Mapungubwe’s Leokwe Camp
Rediscover Africa’s Lost City

You might wonder how a national park that’s also a World Heritage Site can really be classed a hideaway, but this Limpopo reserve is off the beaten track and hasn’t really been discovered yet by overseas visitors to South Africa.  Loekwe has a great location and the well-appointed, earth-toned chalets blend in beautifully with the baobabs and fascinating rock formations around them. The fun outside showers are not the the sort of thoughtful touch you’d expect from affordable accommodation in a national park and the sculpted infinity pool blends right in among the rocks. We watched soaring black eagles while cooling off when we were there last. The reserve has about 400 bird species to keep a lookout for and game including white rhino, eland, lion and elephant.

Mapungubwe rest camp

Budget chic among the baobabs

But it’s the lost kingdom on top of Mapungubwe Hill that’s the most amazing find here. The archaeological remains of a sophisticated African civilisation living in great wealth above the plains and trading with China, India and Egypt are well worth the short climb to the top. Shamefully Mapungubwe’s secrets were kept hidden from the world during the apartheid era and the story was only made public after the first democratically-elected government came into power.

Papkuilsfontein Guest Farm
A Romantic Flower Route Stopover

Gert Boom Cottage, Papkuilsfontein Farm

Flower power: old farm workers cottage at Papkuilsfontein

Nieuwoudtville in South Africa might well be a sleepy little dorp (small town) for most of the year, but in the spring flower season the place blossoms quite literally with carpets of eye-popping colour and enough endemic flower species to keep experts, nature photographers and floral enthusiasts returning year after year. Nearby Papkuilsfontein Guest Farm, one of our favourite flower route stopovers, is great to visit any time, even after the flower show has died down. Historic buildings there have been carefully restored, or rebuilt, to create pretty, period-piece self-catering cottages, complete with oil lamps among established poplar groves and old pear trees. But who wants to cook when you can order a home-cooked, three-course meal delivered with the best cutlery and candles from the farm kitchen a few kilometres away to your own private table. On our most recent visit we celebrated our wedding anniversary on our way back down to Cape Town from the Kalahari with melting lamb shanks in red wine.

Fossil Ridge Ecolodge
Glamping in Gamkaberg Nature Reserve

Give a medal to the person who found the location for this gem of a glamping spot in Gamkaberg, near Calitzdorp: one of Cape Nature’s impressive portfolio of peaceful nature reserves in the Western Cape.

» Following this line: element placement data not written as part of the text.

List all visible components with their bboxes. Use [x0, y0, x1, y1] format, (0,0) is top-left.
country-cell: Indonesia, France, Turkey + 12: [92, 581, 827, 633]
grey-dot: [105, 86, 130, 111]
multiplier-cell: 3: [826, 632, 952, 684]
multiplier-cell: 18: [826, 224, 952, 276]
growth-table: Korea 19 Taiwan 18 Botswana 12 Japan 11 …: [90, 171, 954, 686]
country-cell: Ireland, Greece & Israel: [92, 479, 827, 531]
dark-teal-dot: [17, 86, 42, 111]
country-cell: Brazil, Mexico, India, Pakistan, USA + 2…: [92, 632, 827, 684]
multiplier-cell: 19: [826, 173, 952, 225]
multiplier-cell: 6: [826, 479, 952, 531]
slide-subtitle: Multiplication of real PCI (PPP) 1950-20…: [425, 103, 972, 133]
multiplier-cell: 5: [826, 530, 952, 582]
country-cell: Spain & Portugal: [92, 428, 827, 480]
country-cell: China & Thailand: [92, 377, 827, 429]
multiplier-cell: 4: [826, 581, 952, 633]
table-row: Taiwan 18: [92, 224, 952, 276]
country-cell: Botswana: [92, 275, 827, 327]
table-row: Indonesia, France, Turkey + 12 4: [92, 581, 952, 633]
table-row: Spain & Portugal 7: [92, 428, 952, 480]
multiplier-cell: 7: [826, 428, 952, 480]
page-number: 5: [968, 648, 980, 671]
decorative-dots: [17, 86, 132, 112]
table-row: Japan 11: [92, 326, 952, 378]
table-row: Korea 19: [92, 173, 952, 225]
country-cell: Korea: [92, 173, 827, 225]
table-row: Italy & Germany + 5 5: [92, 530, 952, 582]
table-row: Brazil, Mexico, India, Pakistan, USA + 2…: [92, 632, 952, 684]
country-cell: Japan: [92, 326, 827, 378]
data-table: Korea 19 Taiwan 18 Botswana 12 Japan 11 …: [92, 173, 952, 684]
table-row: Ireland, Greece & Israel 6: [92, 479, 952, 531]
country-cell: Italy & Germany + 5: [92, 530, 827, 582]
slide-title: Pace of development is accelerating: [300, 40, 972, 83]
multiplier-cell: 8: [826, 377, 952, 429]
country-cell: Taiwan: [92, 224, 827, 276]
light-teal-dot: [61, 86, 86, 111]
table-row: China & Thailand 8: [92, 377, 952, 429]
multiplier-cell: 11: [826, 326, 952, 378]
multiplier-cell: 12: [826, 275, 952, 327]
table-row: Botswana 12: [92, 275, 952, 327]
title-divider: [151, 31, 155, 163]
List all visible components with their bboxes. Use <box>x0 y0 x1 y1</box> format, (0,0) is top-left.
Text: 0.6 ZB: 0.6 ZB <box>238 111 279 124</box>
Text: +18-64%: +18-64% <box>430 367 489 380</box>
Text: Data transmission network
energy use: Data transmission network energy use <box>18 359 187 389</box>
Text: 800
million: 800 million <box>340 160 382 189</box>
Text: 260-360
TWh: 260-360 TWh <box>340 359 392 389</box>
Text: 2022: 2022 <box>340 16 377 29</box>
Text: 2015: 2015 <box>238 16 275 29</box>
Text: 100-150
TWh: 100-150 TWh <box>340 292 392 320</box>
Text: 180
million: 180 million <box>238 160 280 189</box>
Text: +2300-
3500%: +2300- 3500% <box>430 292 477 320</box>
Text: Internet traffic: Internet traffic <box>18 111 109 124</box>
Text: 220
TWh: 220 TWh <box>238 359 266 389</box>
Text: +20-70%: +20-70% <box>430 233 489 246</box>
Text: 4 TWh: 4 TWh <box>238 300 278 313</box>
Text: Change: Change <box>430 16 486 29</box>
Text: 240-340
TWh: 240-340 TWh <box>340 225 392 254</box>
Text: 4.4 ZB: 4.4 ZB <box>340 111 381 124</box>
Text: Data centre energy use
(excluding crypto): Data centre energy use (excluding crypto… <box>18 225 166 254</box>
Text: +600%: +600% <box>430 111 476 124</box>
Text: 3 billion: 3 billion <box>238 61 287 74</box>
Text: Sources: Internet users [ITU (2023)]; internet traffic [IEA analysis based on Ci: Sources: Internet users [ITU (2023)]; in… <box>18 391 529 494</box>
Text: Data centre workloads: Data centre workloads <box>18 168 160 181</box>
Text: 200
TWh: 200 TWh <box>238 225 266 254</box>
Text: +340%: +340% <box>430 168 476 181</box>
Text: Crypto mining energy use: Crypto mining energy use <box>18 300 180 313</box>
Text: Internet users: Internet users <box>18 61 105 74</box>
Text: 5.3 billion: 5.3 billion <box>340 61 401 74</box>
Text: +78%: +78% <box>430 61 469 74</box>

Tucked under a sandstone ridge, the so-called ‘ecolodge’, is an exclusive site for just four people, but if just two of you pitch up  then you’ve got sole use of the well-designed lapa and lounge, the neat little sundeck and the cute and refreshing splash pool. You sleep in two safari-style tents, equipped with comfy armchairs and a private deck area for each couple. There’s a neat little wash house and bathroom with all mod-cons so you don’t have to rough it. The reserve, famous for helping save the Cape mountain zebra from extinction, is the ideal place to reconnect with nature and with so many birds flitting in and out of the Fossil Ridge Ecolodge environs you don’t need to leave the comforts of camp to do it.